Когда груз был разложен и равномерно распределен по вьючным сумам, их закрепляли на оленьих спинах. Затем снова приходила пора пить чай, а завьюченные олени мирно дремали, лежа на брюхе у дымокуров. Наконец, часа в 2-3, далеко за полдень, караван (аргиш) трогался и шел до вечера. За это время олени проходили 12-15 км – свою дневную норму.

Так что если лодочный транспорт оттачивает мастерство и развивает инициативу, то вьючный олений транспорт воспитывает терпение и фатализм. Ты очень скоро осознаешь, что от тебя лично (да и от всех сотрудников отряда, включая начальника) ничего не зависит. Есть размеренный порядок, устоявшийся веками, и изменить его не дано никому!

Семьи оленеводов выезжали на лето в экспедиции с детьми, включая и грудных младенцев. При переездах их привязывали поверх вьюков, а ребята постарше ехали верхом. В тот год нашими оленеводами были эвенки. Они мне очень понравились – видно было, что это настоящие дети тайги, великолепно с ней сжившиеся. Ходили они бесшумно, в мягкой, теплой и красивой обуви – торбазах. Это то ли чулки, то ли длинные (до середины бедра) сапоги, сшитые из камуса – шкуры с оленьих ног, где шерсть коротка, но зато не выпадает, не вытирается. Вся одежда у них ладная, удобная, непродуваемая. Дети эвенков с малолетства имеют доступ к любому инструменту и умеют им пользоваться. Трехлетний малыш может взять острый, как бритва, топор и срубить им пару небольших елочек для костра. Если он промахнется при ударе или хотя бы просто выронит топор – точно останется без ноги! Когда я пытался объяснить маме, что нельзя давать ребенку в руки такие предметы, она только смеялась: "Почему нельзя? Пусть учится. Он – мужик!" А девочки тоже учились: они обдирали скребками выделываемые шкуры, резали острейшими ножами мясо, сшивали острой длинной иглой лоскуты кожи – и ни одна из них не порезалась!

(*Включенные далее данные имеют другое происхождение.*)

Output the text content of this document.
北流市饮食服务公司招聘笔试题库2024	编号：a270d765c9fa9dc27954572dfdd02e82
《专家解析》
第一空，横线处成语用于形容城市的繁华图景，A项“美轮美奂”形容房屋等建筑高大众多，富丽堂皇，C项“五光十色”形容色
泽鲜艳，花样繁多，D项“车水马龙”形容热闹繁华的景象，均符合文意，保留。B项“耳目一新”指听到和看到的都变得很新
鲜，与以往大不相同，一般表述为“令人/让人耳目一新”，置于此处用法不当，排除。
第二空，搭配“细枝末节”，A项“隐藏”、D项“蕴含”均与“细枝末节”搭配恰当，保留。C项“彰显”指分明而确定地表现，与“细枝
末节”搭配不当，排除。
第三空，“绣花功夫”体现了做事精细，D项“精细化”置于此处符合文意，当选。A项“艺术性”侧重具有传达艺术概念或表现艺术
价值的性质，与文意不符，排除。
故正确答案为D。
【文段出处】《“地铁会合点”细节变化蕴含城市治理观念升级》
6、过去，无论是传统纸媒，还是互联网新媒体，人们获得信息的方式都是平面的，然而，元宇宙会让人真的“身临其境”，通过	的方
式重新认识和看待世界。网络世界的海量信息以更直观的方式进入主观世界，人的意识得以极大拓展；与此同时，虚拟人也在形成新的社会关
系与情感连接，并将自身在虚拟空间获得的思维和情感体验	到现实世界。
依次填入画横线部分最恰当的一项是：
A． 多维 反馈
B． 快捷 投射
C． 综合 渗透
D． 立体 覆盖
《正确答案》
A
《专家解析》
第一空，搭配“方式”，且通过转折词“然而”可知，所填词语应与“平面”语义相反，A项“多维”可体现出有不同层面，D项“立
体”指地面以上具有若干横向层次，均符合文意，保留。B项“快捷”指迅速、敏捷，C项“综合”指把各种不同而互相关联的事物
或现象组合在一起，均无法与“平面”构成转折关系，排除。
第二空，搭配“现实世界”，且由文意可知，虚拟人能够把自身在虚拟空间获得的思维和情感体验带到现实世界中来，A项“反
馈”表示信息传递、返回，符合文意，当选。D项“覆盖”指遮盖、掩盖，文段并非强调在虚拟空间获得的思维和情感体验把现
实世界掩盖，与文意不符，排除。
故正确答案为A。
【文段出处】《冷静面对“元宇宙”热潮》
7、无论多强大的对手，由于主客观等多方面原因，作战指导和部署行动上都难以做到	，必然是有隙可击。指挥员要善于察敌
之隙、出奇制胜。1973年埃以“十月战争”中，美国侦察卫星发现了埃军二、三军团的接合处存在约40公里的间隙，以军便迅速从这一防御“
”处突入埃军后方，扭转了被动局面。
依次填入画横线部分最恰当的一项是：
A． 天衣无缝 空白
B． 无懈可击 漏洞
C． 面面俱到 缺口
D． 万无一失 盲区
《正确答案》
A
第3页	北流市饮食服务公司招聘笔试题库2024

Все эвенки (мужчины, женщины, подростки) – великолепные стрелки. Попасть из малокалиберки за 50 шагов, стоя, в гривенник для них не проблема. Мы же гордились, попадая в таких условиях в спичечный коробок. Как-то раз мы спугнули куропаток. У меня был боевой карабин, а у эвенка не было ничего. Он выхватил у меня карабин и стал целиться:

- Зачем? Пуля же разнесет птицу в клочья!

- Почему разнесет? Смотри!

Он выстрелил, и пуля оторвала куропатке голову, перебив шею.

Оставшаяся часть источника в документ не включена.